A few years ago, our data platform team aimed to pinpoint the primary concerns of our data users. We conducted a survey among individuals interacting with our data platform, and unsurprisingly, the main concern highlighted was data quality.
The initial response, characteristic of our engineering mindset, was to develop data quality tooling. We introduced an internal tool named Contessa. Despite being somewhat cumbersome and necessitating significant manual configuration, Contessa facilitated checks for standard dimensions of data quality, encompassing consistency, timeliness, validity, uniqueness, accuracy and completeness. After running the tool for a couple of months with hundreds of data quality checks we concluded that:
- Data quality checks occasionally assisted data users in discovering, in a shorter timeframe, that the data was compromised and could not be relied upon.

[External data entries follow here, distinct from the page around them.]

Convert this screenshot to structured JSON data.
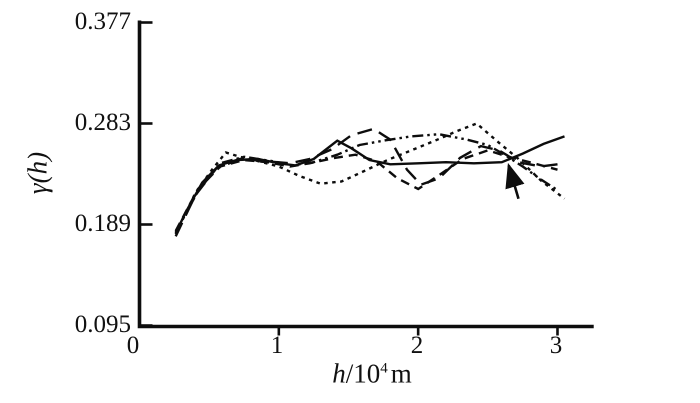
{
  "figure": {
    "background": "#ffffff",
    "line_color": "#0d0d0d"
  },
  "chart_data": {
    "type": "line",
    "title": "",
    "xlabel": "h/10⁴ m",
    "ylabel": "γ(h)",
    "xlabel_parts": {
      "symbol": "h",
      "divider": "/10",
      "exponent": "4",
      "unit": "m"
    },
    "xlim": [
      0,
      3.26
    ],
    "ylim": [
      0.095,
      0.377
    ],
    "grid": false,
    "legend": "none",
    "line_color": "#0d0d0d",
    "yticks": [
      {
        "label": "0.377",
        "value": 0.377
      },
      {
        "label": "0.283",
        "value": 0.283
      },
      {
        "label": "0.189",
        "value": 0.189
      },
      {
        "label": "0.095",
        "value": 0.095
      }
    ],
    "xticks": [
      {
        "label": "0",
        "value": 0
      },
      {
        "label": "1",
        "value": 1
      },
      {
        "label": "2",
        "value": 2
      },
      {
        "label": "3",
        "value": 3
      }
    ],
    "series": [
      {
        "name": "solid",
        "dash": "solid",
        "points": [
          [
            0.26,
            0.181
          ],
          [
            0.33,
            0.2
          ],
          [
            0.45,
            0.228
          ],
          [
            0.57,
            0.244
          ],
          [
            0.7,
            0.249
          ],
          [
            0.85,
            0.25
          ],
          [
            1.0,
            0.246
          ],
          [
            1.12,
            0.244
          ],
          [
            1.25,
            0.25
          ],
          [
            1.42,
            0.267
          ],
          [
            1.52,
            0.26
          ],
          [
            1.65,
            0.249
          ],
          [
            1.8,
            0.245
          ],
          [
            2.0,
            0.246
          ],
          [
            2.2,
            0.247
          ],
          [
            2.4,
            0.246
          ],
          [
            2.6,
            0.247
          ],
          [
            2.75,
            0.255
          ],
          [
            2.9,
            0.264
          ],
          [
            3.05,
            0.271
          ]
        ]
      },
      {
        "name": "long-dash",
        "dash": "long-dash",
        "points": [
          [
            0.26,
            0.178
          ],
          [
            0.4,
            0.216
          ],
          [
            0.55,
            0.241
          ],
          [
            0.72,
            0.25
          ],
          [
            0.9,
            0.248
          ],
          [
            1.08,
            0.246
          ],
          [
            1.22,
            0.25
          ],
          [
            1.38,
            0.259
          ],
          [
            1.52,
            0.272
          ],
          [
            1.68,
            0.278
          ],
          [
            1.8,
            0.268
          ],
          [
            1.92,
            0.24
          ],
          [
            2.02,
            0.226
          ],
          [
            2.15,
            0.232
          ],
          [
            2.3,
            0.251
          ],
          [
            2.45,
            0.262
          ],
          [
            2.58,
            0.258
          ],
          [
            2.72,
            0.247
          ],
          [
            2.88,
            0.243
          ],
          [
            3.0,
            0.245
          ]
        ]
      },
      {
        "name": "medium-dash",
        "dash": "medium-dash",
        "points": [
          [
            0.26,
            0.183
          ],
          [
            0.42,
            0.222
          ],
          [
            0.58,
            0.243
          ],
          [
            0.75,
            0.249
          ],
          [
            0.92,
            0.247
          ],
          [
            1.08,
            0.243
          ],
          [
            1.22,
            0.246
          ],
          [
            1.4,
            0.251
          ],
          [
            1.55,
            0.254
          ],
          [
            1.7,
            0.248
          ],
          [
            1.85,
            0.232
          ],
          [
            2.0,
            0.222
          ],
          [
            2.15,
            0.235
          ],
          [
            2.32,
            0.25
          ],
          [
            2.5,
            0.258
          ],
          [
            2.65,
            0.252
          ],
          [
            2.8,
            0.247
          ],
          [
            3.0,
            0.24
          ]
        ]
      },
      {
        "name": "short-dash",
        "dash": "short-dash",
        "points": [
          [
            0.26,
            0.18
          ],
          [
            0.4,
            0.218
          ],
          [
            0.52,
            0.24
          ],
          [
            0.62,
            0.256
          ],
          [
            0.72,
            0.252
          ],
          [
            0.85,
            0.248
          ],
          [
            1.0,
            0.243
          ],
          [
            1.15,
            0.234
          ],
          [
            1.3,
            0.227
          ],
          [
            1.45,
            0.229
          ],
          [
            1.6,
            0.238
          ],
          [
            1.78,
            0.249
          ],
          [
            1.95,
            0.258
          ],
          [
            2.12,
            0.267
          ],
          [
            2.28,
            0.276
          ],
          [
            2.42,
            0.283
          ],
          [
            2.58,
            0.265
          ],
          [
            2.72,
            0.25
          ],
          [
            2.88,
            0.23
          ],
          [
            3.05,
            0.213
          ]
        ]
      },
      {
        "name": "dash-dot-dot",
        "dash": "dash-dot-dot",
        "points": [
          [
            0.26,
            0.182
          ],
          [
            0.42,
            0.22
          ],
          [
            0.58,
            0.246
          ],
          [
            0.75,
            0.252
          ],
          [
            0.95,
            0.248
          ],
          [
            1.1,
            0.244
          ],
          [
            1.25,
            0.247
          ],
          [
            1.42,
            0.254
          ],
          [
            1.58,
            0.263
          ],
          [
            1.75,
            0.267
          ],
          [
            1.95,
            0.271
          ],
          [
            2.15,
            0.273
          ],
          [
            2.35,
            0.268
          ],
          [
            2.5,
            0.263
          ],
          [
            2.62,
            0.254
          ],
          [
            2.75,
            0.243
          ],
          [
            2.88,
            0.231
          ],
          [
            3.0,
            0.221
          ]
        ]
      }
    ],
    "annotations": [
      {
        "type": "arrow",
        "from": [
          2.72,
          0.213
        ],
        "to": [
          2.65,
          0.244
        ]
      }
    ]
  }
}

- Despite the frequent execution of data quality checks, there was no noticeable improvement in the subjective perception of data quality.
- For a significant portion of issues, particularly those identified through automated data quality checks such as consistency or validity, no corrective actions were ever taken.
Survey and objective measurement are useful tools, but nothing can replace a discussion over coffee and cake, as Jane Carruthers writes in her book, “The Chief Data Officer’s Playbook”. Indeed, I recommend this to anybody, as one-on-one conversations helped us discover another important angle of the situation. Some of these conversations unfolded as follows:
“Hey, you say, that data quality is poor, what do you mean by that?”
#1 Pricing business analyst: “We are working on setting up price for the ancillary product X. In the dataset we use, we are missing data on what was the actual revenue from the product X per each order. We have this dataset , but it contains only expected value of the revenue from X at time of the purchase. We can see also the actual revenue per product, but not at the order granularity.”